Grauchen: Und beim Bauern wacht Antonius der Große …

Blütenweiß (grinst): … der „Swinetünnes“.

Richard: Das ist ja alles völlig unglaublich! Aber sagt mal: Was heißt hier ein Johann Baptist, ein Bernhard von Clairvaux?

Fixi: Na – die Heiligen sind doch überall und an vielen Orten gleichzeitig!

Huf: Wer sollte denn sonst Maria bekommen?

Flocke: Oder den heiligen Nikolaus? Bei all den Nicolaikirchen?

Kohle: Gutes Stichwort! Wir kommen doch gleich zur Kapelle.

(Sie laufen ein Stück weiter, queren den Stobber und gelangen zu einer kleinen Kapelle am Waldrand.)

Fixi (blickt auf ihr Phablet): Da wären wir.

Huf: Da sind wir.

Fixi (blickt Huf streitlustig an) Das mit dem Konjunktiv hatten wir doch schon mal.

Blütenweiß: Jajajajaja! Das ist jetzt aber überhaupt nicht das Thema. Wir wollen den Heiligen Nikolaus sehen.

Edith: Sancti Nicolai – stimmt ja!

Flocke: Wir haben hier eine Nikolauskapelle – sehr erwartbar, denn der Stobber war ja vor Zeiten schiffbar.

Richard: Fischbar?

Wolle (lacht): Das auch, ja. Aber für Nikolaus ist wichtig, daß die Stobrava schiffbar war. Und deshalb gibt es selbstverständlich eine Nicolai-Kirche. Die Kaufleute haben mit so schöner Regelmäßigkeit Nicolaikirchen erbaut, daß man sogar Handelswege anhand der Kirchen rekonstruieren kann.

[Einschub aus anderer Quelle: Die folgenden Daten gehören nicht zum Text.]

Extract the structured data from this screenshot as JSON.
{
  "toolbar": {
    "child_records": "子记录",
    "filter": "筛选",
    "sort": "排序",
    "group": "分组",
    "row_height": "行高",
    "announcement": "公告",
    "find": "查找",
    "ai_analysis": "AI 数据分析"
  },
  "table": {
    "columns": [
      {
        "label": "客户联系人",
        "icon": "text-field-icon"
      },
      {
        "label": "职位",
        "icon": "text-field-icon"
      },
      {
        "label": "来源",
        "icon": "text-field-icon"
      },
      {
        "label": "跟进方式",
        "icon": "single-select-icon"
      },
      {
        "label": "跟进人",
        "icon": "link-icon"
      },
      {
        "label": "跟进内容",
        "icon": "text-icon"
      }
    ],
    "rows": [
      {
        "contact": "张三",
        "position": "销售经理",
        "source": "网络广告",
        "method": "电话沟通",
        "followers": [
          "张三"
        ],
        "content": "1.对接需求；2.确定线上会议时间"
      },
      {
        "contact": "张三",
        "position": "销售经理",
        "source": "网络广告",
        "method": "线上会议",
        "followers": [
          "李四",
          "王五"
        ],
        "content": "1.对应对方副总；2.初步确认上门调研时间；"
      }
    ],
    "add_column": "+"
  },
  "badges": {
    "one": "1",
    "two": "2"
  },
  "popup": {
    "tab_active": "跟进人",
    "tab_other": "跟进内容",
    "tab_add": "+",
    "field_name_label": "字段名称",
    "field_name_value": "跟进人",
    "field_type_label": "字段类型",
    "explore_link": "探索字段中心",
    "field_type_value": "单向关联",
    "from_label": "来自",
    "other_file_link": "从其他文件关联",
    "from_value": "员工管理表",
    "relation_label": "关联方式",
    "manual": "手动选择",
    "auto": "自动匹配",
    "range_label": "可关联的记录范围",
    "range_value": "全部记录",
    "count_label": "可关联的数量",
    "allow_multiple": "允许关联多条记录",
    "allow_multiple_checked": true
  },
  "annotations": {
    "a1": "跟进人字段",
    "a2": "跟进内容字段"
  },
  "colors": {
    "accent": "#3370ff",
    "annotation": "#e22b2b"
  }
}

Teresa: So! Und wie fängt man ihn jetzt?

Fixi (hält Teresa ihr Display hin): Schau! Da sitzt er – vor der Kirche. Siehst du ihn?

Teresa (begeistert): Da! Mit den drei goldenen Kugeln! Klar! Ganz klar Nikolaus.

Kohle: Also Nikolaus ist ja ein sehr häufiger Heiliger. Den fängt man einfach mit einem „Ehre sei dem Vater …“ Paß auf.

(Kohle rückt mit der Schnauze dicht an sein Display heran und beginnt mit vernehmlicher Stimme zu sprechen.)

Kohle: „Ehre sei dem Vater und dem Sohn und dem Heiligen Geist. Wie es war im Anfang so auch jetzt und alle Zeit und in Ewigkeit. Amen.“

(Alle starren gespannt auf die beiden Displays. Ein Freudengeschrei bricht los, als nach Ende der Eingabe ein kleiner Rosenkranz losschwebt und sich dem Heiligen um die Handgelenke wickelt. In einer kleinen Leuchtschrift am linken unteren Bildschirmrand erscheint die Punktezahl „150“ und die Information „Level 1“.)

Kohle (stolz): Da! Ich hab ihn!

(Der Heilige lächelt und ein warmer Windhauch entströmt seiner Gestalt. Allen wird ganz wohlig zumute.)

Richard (lächelt entrückt): Das ist ja phantastisch! Das ist ja besser als alle Punkte, die man je sammeln kann!

Kohle (grinst): Tja! Praktiziert euren katholischen Glauben, sage ich immer. Das ist interaktiv!